The observability and anomaly engine sits between the metrics processing layer and storage, transforming normalized metrics into actionable signals before they are persisted. Rather than applying static absolute thresholds, the engine maintains a rolling historical baseline for each tracked entity derived from the previous N collection runs. Anomalies fire when a metric deviates from its own entity-specific baseline by more than a configurable multiplier, making detection self-calibrating and context-aware. The Anomaly Detection Engine runs three specialized profiles in parallel: the NPM profile monitors download velocity for sudden drops or spikes, the GitHub profile applies dormancy detection for repositories with sustained inactivity, and the Bowtie profile tracks compliance score regression between successive runs. Flagged anomalies pass to the Ecosystem Health Scorer, which computes a composite health index per entity, assigns per-entity trend scores, and classifies alert severity before writing results to storage.

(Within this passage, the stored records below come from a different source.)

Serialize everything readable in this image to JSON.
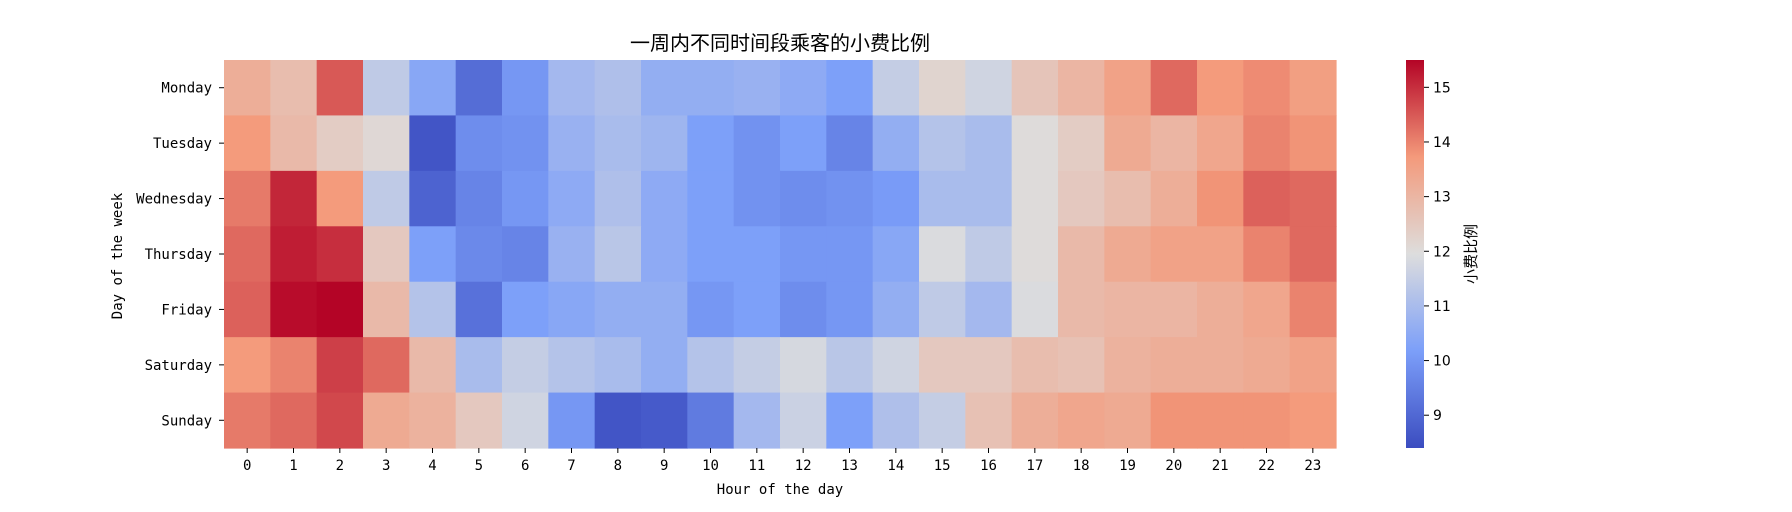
{
  "chart_data": {
    "type": "heatmap",
    "title": "一周内不同时间段乘客的小费比例",
    "xlabel": "Hour of the day",
    "ylabel": "Day of the week",
    "x": [
      "0",
      "1",
      "2",
      "3",
      "4",
      "5",
      "6",
      "7",
      "8",
      "9",
      "10",
      "11",
      "12",
      "13",
      "14",
      "15",
      "16",
      "17",
      "18",
      "19",
      "20",
      "21",
      "22",
      "23"
    ],
    "y": [
      "Monday",
      "Tuesday",
      "Wednesday",
      "Thursday",
      "Friday",
      "Saturday",
      "Sunday"
    ],
    "values": [
      [
        13.2,
        12.8,
        14.5,
        11.4,
        10.4,
        9.1,
        10.0,
        10.9,
        11.1,
        10.6,
        10.6,
        10.7,
        10.5,
        10.2,
        11.5,
        12.2,
        11.7,
        12.6,
        13.0,
        13.5,
        14.3,
        13.7,
        13.9,
        13.6
      ],
      [
        13.7,
        12.9,
        12.4,
        12.1,
        8.6,
        9.8,
        9.9,
        10.7,
        11.0,
        10.8,
        10.2,
        9.9,
        10.2,
        9.6,
        10.6,
        11.2,
        11.0,
        12.0,
        12.4,
        13.3,
        13.0,
        13.4,
        14.0,
        13.8
      ],
      [
        14.1,
        15.1,
        13.7,
        11.4,
        8.9,
        9.6,
        10.0,
        10.5,
        11.1,
        10.5,
        10.2,
        9.9,
        9.8,
        9.9,
        10.1,
        11.0,
        11.0,
        12.0,
        12.5,
        12.8,
        13.2,
        13.8,
        14.4,
        14.3
      ],
      [
        14.3,
        15.2,
        15.0,
        12.5,
        10.2,
        9.7,
        9.6,
        10.7,
        11.3,
        10.5,
        10.2,
        10.2,
        10.0,
        10.0,
        10.4,
        11.9,
        11.4,
        12.0,
        12.9,
        13.3,
        13.5,
        13.5,
        14.0,
        14.3
      ],
      [
        14.4,
        15.4,
        15.5,
        12.9,
        11.2,
        9.2,
        10.2,
        10.4,
        10.6,
        10.6,
        10.0,
        10.2,
        9.8,
        10.0,
        10.6,
        11.4,
        10.9,
        11.9,
        12.9,
        13.0,
        13.0,
        13.2,
        13.4,
        14.0
      ],
      [
        13.7,
        14.0,
        14.8,
        14.3,
        12.9,
        11.0,
        11.5,
        11.2,
        11.0,
        10.6,
        11.2,
        11.5,
        11.8,
        11.3,
        11.7,
        12.5,
        12.5,
        12.8,
        12.7,
        13.1,
        13.2,
        13.2,
        13.3,
        13.5
      ],
      [
        14.1,
        14.3,
        14.7,
        13.3,
        13.1,
        12.5,
        11.7,
        10.0,
        8.6,
        8.7,
        9.4,
        10.9,
        11.6,
        10.2,
        11.1,
        11.5,
        12.7,
        13.2,
        13.4,
        13.3,
        13.8,
        13.8,
        13.8,
        13.7
      ]
    ],
    "vmin": 8.4,
    "vmax": 15.5,
    "colormap": "coolwarm",
    "colorbar": {
      "label": "小费比例",
      "ticks": [
        "9",
        "10",
        "11",
        "12",
        "13",
        "14",
        "15"
      ]
    }
  }
}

All processed metrics, health scores, and anomaly flags are persisted as timestamped NDJSON snapshot files, one file per collection run. This append-only, file-based approach requires no database infrastructure, is trivially version-controllable in Git, and produces a fully auditable, reproducible record of every metric ever collected. Each snapshot contains the complete set of normalized entity records for that run. The dashboard reconstructs time-series data by reading and merging any contiguous window of snapshot files. The newline-delimited JSON format is streamable, grep-able, and compatible with standard Unix tooling for ad hoc querying and debugging.

The Automation Pipeline is the orchestration layer that sits above the Data Source Layer and directly triggers all three collectors. A weekly scheduled GitHub Actions workflow fires this pipeline, invoking the NPM Collector, GitHub Collector, and Bowtie Parser in sequence. It manages environment secrets (GitHub and NPM API tokens), handles errors and retries at the step level, runs the metrics processing and anomaly detection stages, and commits the updated NDJSON snapshot to the repository so the Next.js dashboard picks up fresh data on its next build. The pipeline is fully stateless: every run is self-contained and reproducible with no dependency on previous run state. If a single weekly run fails partially, the historical snapshot archive stays consistent and the dashboard always serves the most recent successfully collected data.

The Next.js dashboard is the user-facing surface of the platform. It reads directly from the NDJSON snapshot files produced by the Storage Layer and renders four visualization components: Interactive Trend Charts, Ecosystem Health Cards, a Compliance Matrix Heatmap, and an Anomaly and Alert Panel. Built with React, TypeScript, Tailwind CSS, and Recharts, the dashboard uses build-time static generation with incremental static regeneration for freshness. Interactive trend charts display time-series data for NPM downloads, GitHub activity, and Bowtie compliance scores with configurable time windows. The compliance matrix heatmap renders a validator × draft grid with color-coded health scores, making cross-validator spec compliance immediately comparable. The anomaly and alert panel surfaces severity-ranked alerts with entity context and recommended actions. Health cards present composite scores per tracked entity with trend indicators showing week-over-week direction.